James Neal is a scorer, and has been throughout his career. He had 37 points as a rookie; his career high is 81. As a 30-year-old playing for Vegas in the 2017-18 season, he scored 44 points. And never, at any point in his time in the NHL, has he ever failed to hit the 20-goal mark.
The Flames, a team desperately in need of scoring prowess, were a natural fit. Awarded with a five-year, $5.75 million annual average value contract – almost certainly his last big payday – expectations were probably in line for at least 20 goals and 40 points. But through 18 games this season, Neal has just three goals and four points, on pace for 14 and 18: not even close to good enough.
Neal was benched for the entire third period of the Flames’ latest game against the Sharks, a frame in which they were down by just one goal and were never out of it until the final minute. It’s not a good sign, but the team really needs Neal to get going: not just for the sake of justifying the contract and ensuring they don’t let all of that cap space go to waste, but because they need secondary scoring, and Neal should be a leader in that department.
Instead, Neal’s four points to date have him tied for ninth in team scoring, alongside:
- Sam Bennett, a fourth overall pick who is the epitome of snakebitten.
- Austin Czarnik, an AHL/NHL tweener who has been scratched for seven of 18 games.
- Mark Jankowski, a second-year player relegated to fourth line minutes and occasional healthy scratches.
- TJ Brodie, a defenceman who is fighting to get back to the top of his game.
- Michael Stone, a defenceman who has also been scratched for seven of 18 games.
Neal has averaged 15:36 a game so far this season, sixth among all forwards on the team. (Everyone above him in minutes has also scored more.) His 42:31 total on the powerplay is fifth among Flames forwards, but he’s gone point-less on the man advantage (all four forwards above him in ice time have ranged from six to eight powerplay points).
However: Neal has 10 shots on the powerplay, which puts him in line with the four forwards above him. He has 42 shots on net total, fifth on the Flames (but behind his pacing from the previous season), but just a 7.1 shooting percentage: well below his career 12.0%. If he’d been shooting at his career average, he’d have five goals: not the best, but at least an improvement.
His underlying numbers all reflect positively, no worse than 50% in any stat at 5v5 except for goals for, where he’s 42.11%. His present offensive zone start ratio, at 50%, is the lowest he’s had to date in his career.
Neal hasn’t found a home on any Flames line in particular, however.

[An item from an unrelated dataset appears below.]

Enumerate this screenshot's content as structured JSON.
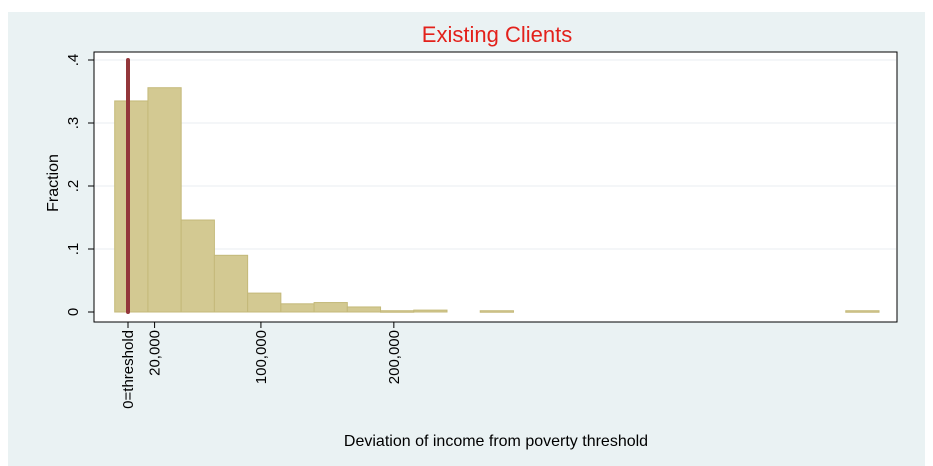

His most common linemate by far has been Sam Bennett, with Mikael Backlund and Matthew Tkachuk rounding things out. After those three, you dig into bottom six forwards Derek Ryan, Dillon Dube, and Mark Jankowski (the latter two of whom he’s projected to play with next game), before you get to high end offensive players and theorized Neal linemates Johnny Gaudreau and Sean Monahan:
|Player||TOI w/||CF% w/||Neal CF% w/out||Player CF% w/out|
While Neal’s numbers haven’t been inherently bad, there is a worrying pattern starting to form that, among the players he’s spent the most time with, they tend to be better when separated from him. The problem seems to take a different form when it comes to forwards he’s spent less time with: they both end up dragging one another down, though both may perform perfectly fine when separated from one another.
All of this begs the question: just where, exactly, does Neal fit in the Flames’ lineup? He needs to be a scorer, so do you find a way to give him increased offensive zone starts?

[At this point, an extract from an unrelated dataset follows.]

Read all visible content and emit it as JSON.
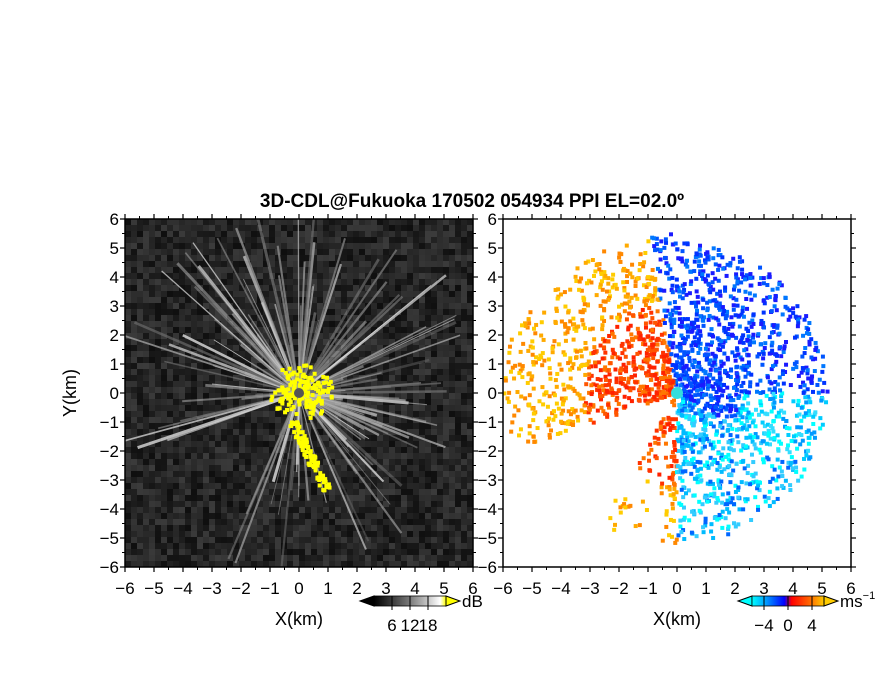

Do you try to reunite him with Gaudreau and Monahan to see if they can build on whatever early season falterings they may have had, and is it worth removing Elias Lindholm from what’s been a mostly effective line to date to see if this could work? (Can Lindholm handle his own line, for that matter?)
Do you keep him with the likes of Bennett and Backlund, or has that ship sailed, without much in the way of actual goals coming from it?
If trying him with Monahan again isn’t the answer, does that mean it makes sense to put him back with Ryan or Jankowski instead?
Or do you try Neal alongside Lindholm himself? They’ve only played 19:42 together to date.
If Neal starts finding success, chances are, the entire Flames group will right along with him. So what would you do?